Yasuda has now attempted to address some of these issues, with the exception of Suda and Gunn’s absence.
Lollipop Chainsaw - launch trailer
“The primary goal of the Lollipop Chainsaw Remake project is to make it so that players who wish to play Lollipop Chainsaw can do so easily, not to make a new Lollipop Chainsaw game,” Yasuda’s new statement says.
“Of course, the ideal thing to do would be to make a remastered version of the original game, changing nothing.
“However, we were unfortunately unable to include 16 of the licensed songs, which were a great part of the original game’s feel, and so we are instead aiming for a remake that is as close as possible to a remaster.”
Addressing concerns that the plot may be changed, he added: “We believe that Lollipop Chainsaw’s story is a huge part of what fans love about the original game, and we, the development staff feel the same. As such, the story will not be changed in the remake.”
Yasuda also referred to fan concern that in his original announcement he said the remake would have “a more realistic approach to the graphics this time”.
“The mention of how the game will have a more realistic look in the previous announcement was meant to refer to how we will make use of the advanced rendering technology available in current game consoles,” he explained.
“We do not wish to change Juliet’s design, and the assumption that we want to is baseless. We were the ones who created Juliet’s model data after great trial and error ten years ago, and feel attached to her more than anyone else.”
Finally, Yasuda addressed worries that the game’s sexualised content may be “censored” for today’s audiences, by suggesting that there are no intentions to censor the game.
“We have not yet discussed the issue with the platform holders yet, and thus cannot say anything about the topic,” he said, “but what we can say is that we intend to negotiate with the platform holders to make it so that the game can be as close to the original version as possible.”
Last week the original game’s creative director Suda51 and co-writer James Gunn both stated that they have zero involvement in the new project.
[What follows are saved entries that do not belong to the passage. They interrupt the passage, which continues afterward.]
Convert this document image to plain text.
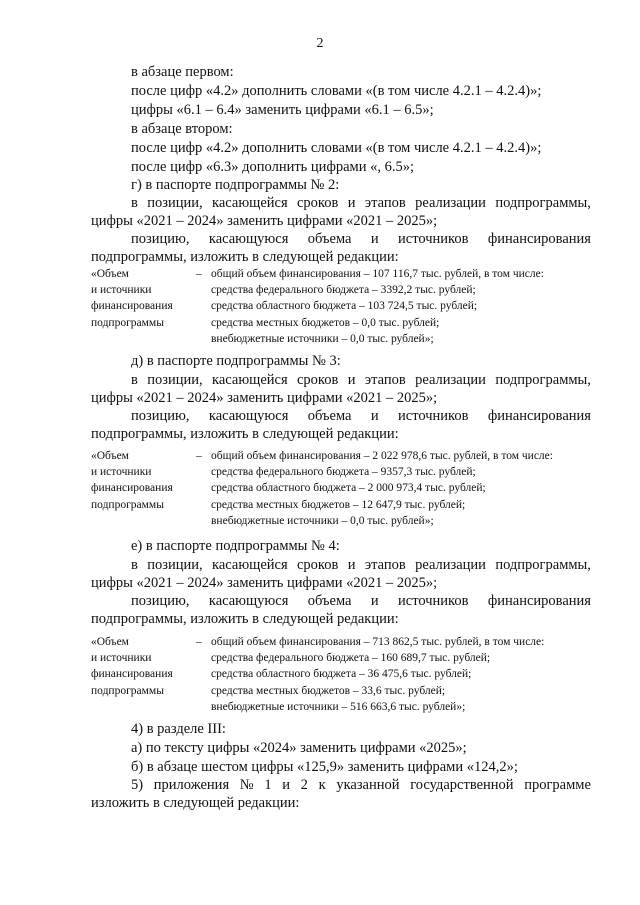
2
в абзаце первом:
после цифр «4.2» дополнить словами «(в том числе 4.2.1 – 4.2.4)»;
цифры «6.1 – 6.4» заменить цифрами «6.1 – 6.5»;
в абзаце втором:
после цифр «4.2» дополнить словами «(в том числе 4.2.1 – 4.2.4)»;
после цифр «6.3» дополнить цифрами «, 6.5»;
г) в паспорте подпрограммы № 2:
в позиции, касающейся сроков и этапов реализации подпрограммы,
цифры «2021 – 2024» заменить цифрами «2021 – 2025»;
позицию, касающуюся объема и источников финансирования
подпрограммы, изложить в следующей редакции:
«Объем
и источники
финансирования
подпрограммы
– общий объем финансирования – 107 116,7 тыс. рублей, в том числе:
средства федерального бюджета – 3392,2 тыс. рублей;
средства областного бюджета – 103 724,5 тыс. рублей;
средства местных бюджетов – 0,0 тыс. рублей;
внебюджетные источники – 0,0 тыс. рублей»;
д) в паспорте подпрограммы № 3:
в позиции, касающейся сроков и этапов реализации подпрограммы,
цифры «2021 – 2024» заменить цифрами «2021 – 2025»;
позицию, касающуюся объема и источников финансирования
подпрограммы, изложить в следующей редакции:
«Объем
и источники
финансирования
подпрограммы
– общий объем финансирования – 2 022 978,6 тыс. рублей, в том числе:
средства федерального бюджета – 9357,3 тыс. рублей;
средства областного бюджета – 2 000 973,4 тыс. рублей;
средства местных бюджетов – 12 647,9 тыс. рублей;
внебюджетные источники – 0,0 тыс. рублей»;
е) в паспорте подпрограммы № 4:
в позиции, касающейся сроков и этапов реализации подпрограммы,
цифры «2021 – 2024» заменить цифрами «2021 – 2025»;
позицию, касающуюся объема и источников финансирования
подпрограммы, изложить в следующей редакции:
«Объем
и источники
финансирования
подпрограммы
– общий объем финансирования – 713 862,5 тыс. рублей, в том числе:
средства федерального бюджета – 160 689,7 тыс. рублей;
средства областного бюджета – 36 475,6 тыс. рублей;
средства местных бюджетов – 33,6 тыс. рублей;
внебюджетные источники – 516 663,6 тыс. рублей»;
4) в разделе III:
а) по тексту цифры «2024» заменить цифрами «2025»;
б) в абзаце шестом цифры «125,9» заменить цифрами «124,2»;
5) приложения № 1 и 2 к указанной государственной программе
изложить в следующей редакции:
“Neither I nor Suda51 are currently involved in this,” Gunn tweeted. “I heard about it for the first time from Suda a couple [of] weeks ago.”
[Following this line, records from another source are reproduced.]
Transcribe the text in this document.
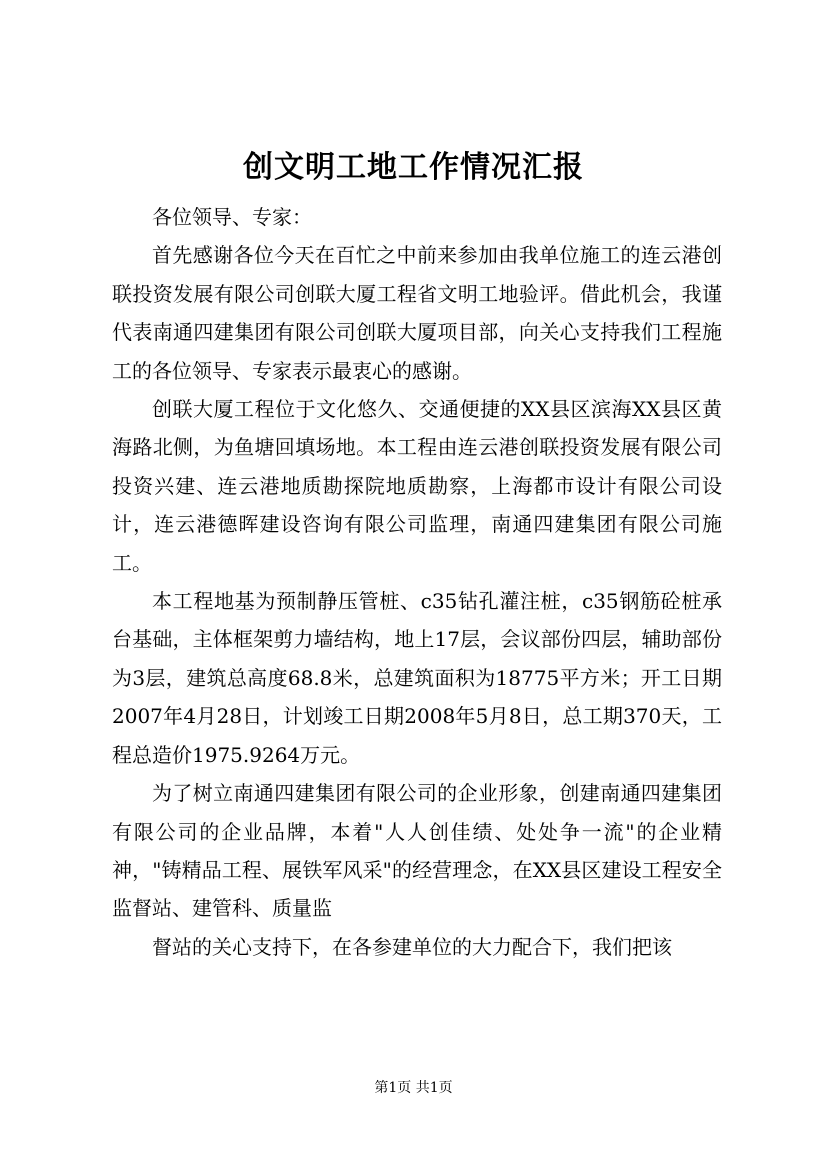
创文明工地工作情况汇报

各位领导、专家：

首先感谢各位今天在百忙之中前来参加由我单位施工的连云港创联投资发展有限公司创联大厦工程省文明工地验评。借此机会，我谨代表南通四建集团有限公司创联大厦项目部，向关心支持我们工程施工的各位领导、专家表示最衷心的感谢。

创联大厦工程位于文化悠久、交通便捷的XX县区滨海XX县区黄海路北侧，为鱼塘回填场地。本工程由连云港创联投资发展有限公司投资兴建、连云港地质勘探院地质勘察，上海都市设计有限公司设计，连云港德晖建设咨询有限公司监理，南通四建集团有限公司施工。

本工程地基为预制静压管桩、c35钻孔灌注桩，c35钢筋砼桩承台基础，主体框架剪力墙结构，地上17层，会议部份四层，辅助部份为3层，建筑总高度68.8米，总建筑面积为18775平方米；开工日期2007年4月28日，计划竣工日期2008年5月8日，总工期370天，工程总造价1975.9264万元。

为了树立南通四建集团有限公司的企业形象，创建南通四建集团有限公司的企业品牌，本着"人人创佳绩、处处争一流"的企业精神，"铸精品工程、展铁军风采"的经营理念，在XX县区建设工程安全监督站、建管科、质量监

督站的关心支持下，在各参建单位的大力配合下，我们把该

第1页 共1页
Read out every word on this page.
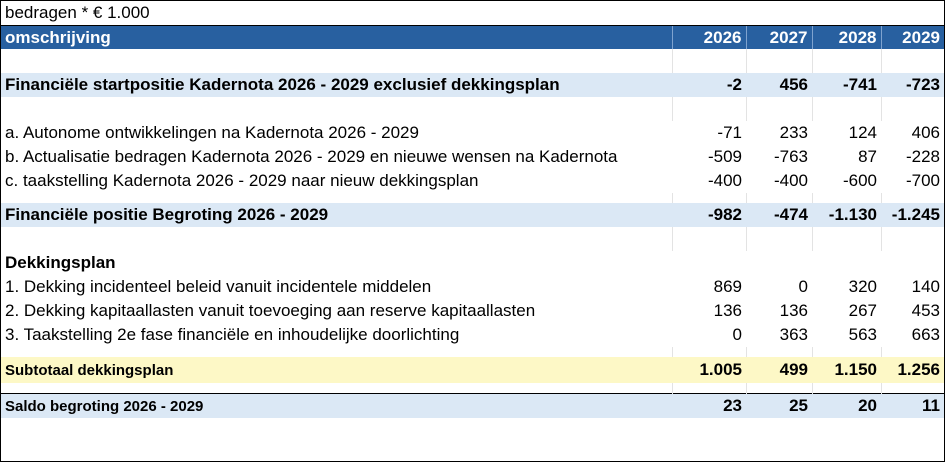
bedragen * € 1.000
omschrijving	2026	2027	2028	2029

Financiële startpositie Kadernota 2026 - 2029 exclusief dekkingsplan	-2	456	-741	-723

a. Autonome ontwikkelingen na Kadernota 2026 - 2029	-71	233	124	406
b. Actualisatie bedragen Kadernota 2026 - 2029 en nieuwe wensen na Kadernota	-509	-763	87	-228
c. taakstelling Kadernota 2026 - 2029 naar nieuw dekkingsplan	-400	-400	-600	-700

Financiële positie Begroting 2026 - 2029	-982	-474	-1.130	-1.245

Dekkingsplan				
1. Dekking incidenteel beleid vanuit incidentele middelen	869	0	320	140
2. Dekking kapitaallasten vanuit toevoeging aan reserve kapitaallasten	136	136	267	453
3. Taakstelling 2e fase financiële en inhoudelijke doorlichting	0	363	563	663

Subtotaal dekkingsplan	1.005	499	1.150	1.256

Saldo begroting 2026 - 2029	23	25	20	11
Suda then followed up: “To add my two cents, like James Gunn says, neither he nor I am involved in this project at all, and Grasshopper Manufacture has nothing to do with development or anything.”
In his statement announcing the remake on Tuesday, Yasuda appeared to downplay Suda’s role in the original game, suggesting he had a more advisory role.
“As Suda-san was very busy handling development on other projects at the time, I served as director and producer, creating a joint development team consisting of staff from Grasshopper Manufacture and Kadokawa Games, overseeing development directly,” Yasuda claimed.
“Suda-san looked over the game design and supervised the project as an executive producer.”
Yasuda’s claims appear to be at odds with the game’s actual closing credits, which list Yasuda (not Suda) as the executive producer, and Suda as the creative director.
Furthermore, despite Yasuda’s claims that he “served as director and producer”, the game’s credits list Grasshopper’s Tomo Ikeda and Masa Shidara as director and producer respectively.